Nuestra sociedad está exhausta y cansada. Lo vemos hoy y lo veremos seguramente con más intensidad en el transcurrir de los meses. Ha estado viviendo en un continuo esprint desde hace décadas, sin saber muy bien hacia dónde corría, con el único fin de mantenerse en movimiento. Cuando alguien está exhausto y de repente, se para, y comprueba con desazón que ha estado en una rueda continua para permanecer en el mismo sitio y con una condición peor de la que comenzó, no desea volver a incorporarse a esa rueda frenética y sin sentido. Demasiado cansancio acumulado, demasiado tiempo y esfuerzo invertido para terminar peor de lo que comenzamos es algo que ya está latiendo en el corazón de mucha gente. Reiniciar la rueda con la misma lógica de funcionamiento ante una sociedad cansada, que quiere algo nuevo y diferente, aunque no sabe aún qué, es retrasar y prolongar el dolor de un cambio de lógicas que tiene que producirse y que se producirá.

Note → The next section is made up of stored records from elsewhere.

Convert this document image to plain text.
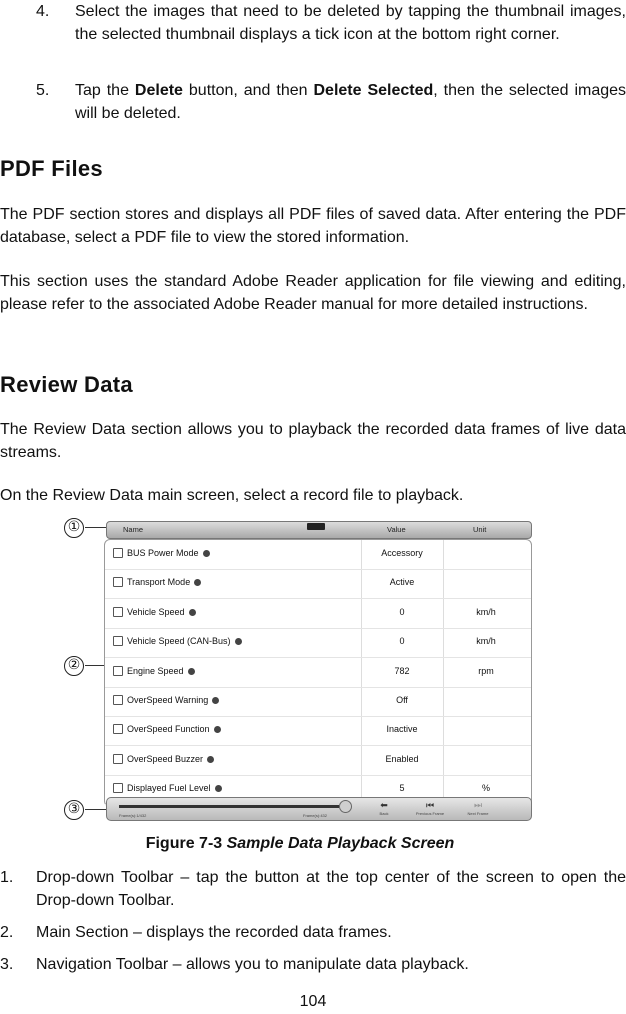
4. Select the images that need to be deleted by tapping the thumbnail images, the selected thumbnail displays a tick icon at the bottom right corner.
5. Tap the Delete button, and then Delete Selected, then the selected images will be deleted.
PDF Files

The PDF section stores and displays all PDF files of saved data. After entering the PDF database, select a PDF file to view the stored information.

This section uses the standard Adobe Reader application for file viewing and editing, please refer to the associated Adobe Reader manual for more detailed instructions.

Review Data

The Review Data section allows you to playback the recorded data frames of live data streams.

On the Review Data main screen, select a record file to playback.

①
②
③
Name	Value	Unit
BUS Power Mode	Accessory
Transport Mode	Active
Vehicle Speed	0	km/h
Vehicle Speed (CAN-Bus)	0	km/h
Engine Speed	782	rpm
OverSpeed Warning	Off
OverSpeed Function	Inactive
OverSpeed Buzzer	Enabled
Displayed Fuel Level	5	%
Frame(s):1/432	Frame(s):432
⬅
Back
⏮
Previous Frame
⏭
Next Frame
Figure 7-3 Sample Data Playback Screen
1. Drop-down Toolbar – tap the button at the top center of the screen to open the Drop-down Toolbar.
2. Main Section – displays the recorded data frames.
3. Navigation Toolbar – allows you to manipulate data playback.
104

Ha llegado el momento de pensar e implementar nuevas lógicas, nuevas ideas y certezas que serán creencias, que no serán exactas ni empíricas, pero que alumbrarán el nacimiento y desarrollo de una nueva sociedad. La lógica antigua hablaba de consumo como motor social, de progreso medido en términos de crecimiento económico infinito, de bienestar traducido en la posesión, de empleo como vía básica para acceder a los derechos sociales, de entronización del riesgo, de individualismo como bien absoluto, de competencia como dinamizador de los avances, de la naturaleza como despensa de recursos, de la educación como despachador de  factores productivos, de la incentivación monetaria como principal motivador de las personas.

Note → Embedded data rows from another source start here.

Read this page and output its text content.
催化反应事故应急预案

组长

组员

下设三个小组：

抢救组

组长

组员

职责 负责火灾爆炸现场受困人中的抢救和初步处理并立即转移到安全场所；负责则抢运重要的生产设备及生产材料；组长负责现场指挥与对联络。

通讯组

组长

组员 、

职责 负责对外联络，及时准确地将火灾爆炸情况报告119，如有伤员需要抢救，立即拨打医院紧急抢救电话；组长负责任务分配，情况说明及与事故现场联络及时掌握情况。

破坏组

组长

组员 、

Lógica antigua que dejó de lado tanto el Ser como lo humano, que defendía que solo hay recuperación y progreso cuando se consumía, que vinculaba el empleo al servicio de ese consumo y convertía el trabajo en una moderna prisión al que cada vez estábamos más encadenados hasta llegar a un retiro casi imposible, que no entendía que vivir es algo más que consumir, y que producir es algo más que generar réditos y beneficios económicos. Una lógica que no comprendía que el desarrollo integral de los seres humanos es el verdadero progreso, y que el resto es retroceder a un estadio casi primitivo. Una lógica que educaba para introducir a las personas en la gran factoría de la producción y de la competitividad, en lugar de permitir la expansión del intelecto. Una lógica que cronificaba y acentuaba las desigualdades. Una lógica que estaba entregada al “ahora” y al “cuanto antes”, que calificaba la rapidez y lo ágil como bienes de alta cotización (¿rápido para qué? ¿ágil para qué?…)

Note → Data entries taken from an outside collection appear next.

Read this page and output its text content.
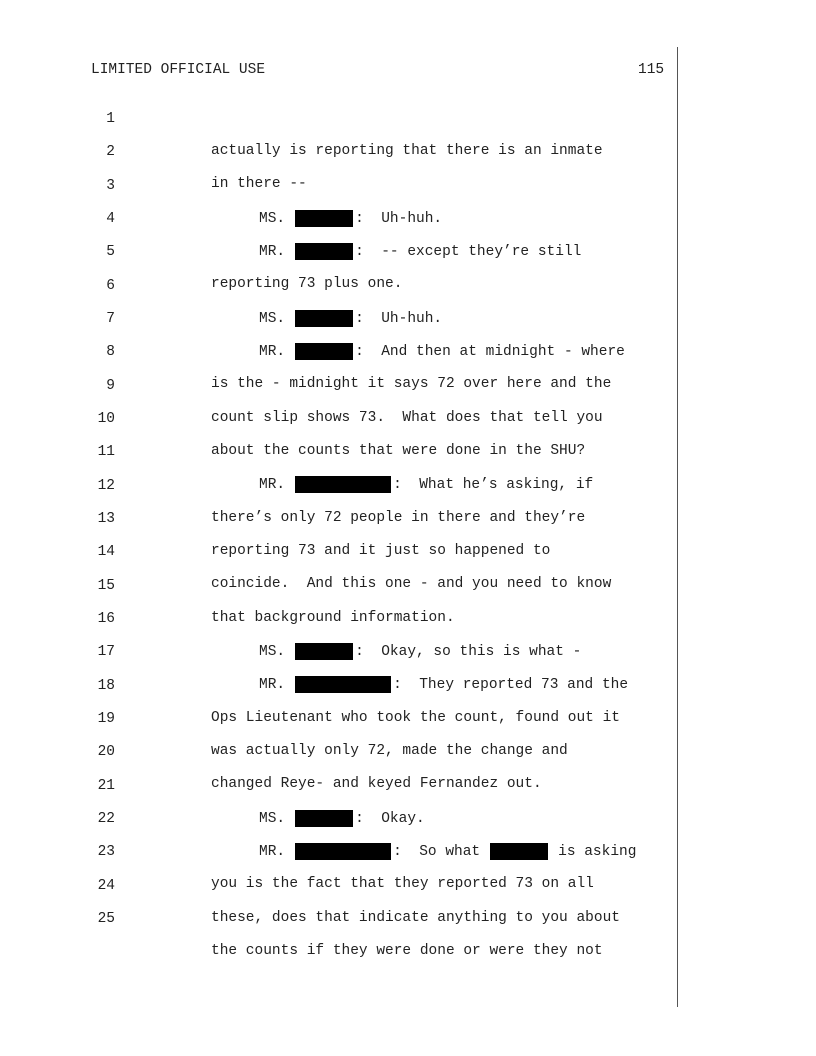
LIMITED OFFICIAL USE	115

1

actually is reporting that there is an inmate

2

in there --

3

MS.	:  Uh-huh.

4

MR.	:  -- except they’re still

5

reporting 73 plus one.

6

MS.	:  Uh-huh.

7

MR.	:  And then at midnight - where

8

is the - midnight it says 72 over here and the

9

count slip shows 73.  What does that tell you

10

about the counts that were done in the SHU?

11

MR.	:  What he’s asking, if

12

there’s only 72 people in there and they’re

13

reporting 73 and it just so happened to

14

coincide.  And this one - and you need to know

15

that background information.

16

MS.	:  Okay, so this is what -

17

MR.	:  They reported 73 and the

18

Ops Lieutenant who took the count, found out it

19

was actually only 72, made the change and

20

changed Reye- and keyed Fernandez out.

21

MS.	:  Okay.

22

MR.	:  So what	is asking

23

you is the fact that they reported 73 on all

24

these, does that indicate anything to you about

25

the counts if they were done or were they not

Crear nuevas lógicas es ahora una tarea acuciante, porque son esas lógicas, esas creencias compuestas de ideas más certezas que construimos de manera artificial, sin empirismo, las que van a definir los futuros escenarios en los que todos terminaremos por vivir. No hacerlo es condenarnos a una perspectiva más cercana a lo caótico. Es tiempo de nuevas lógicas.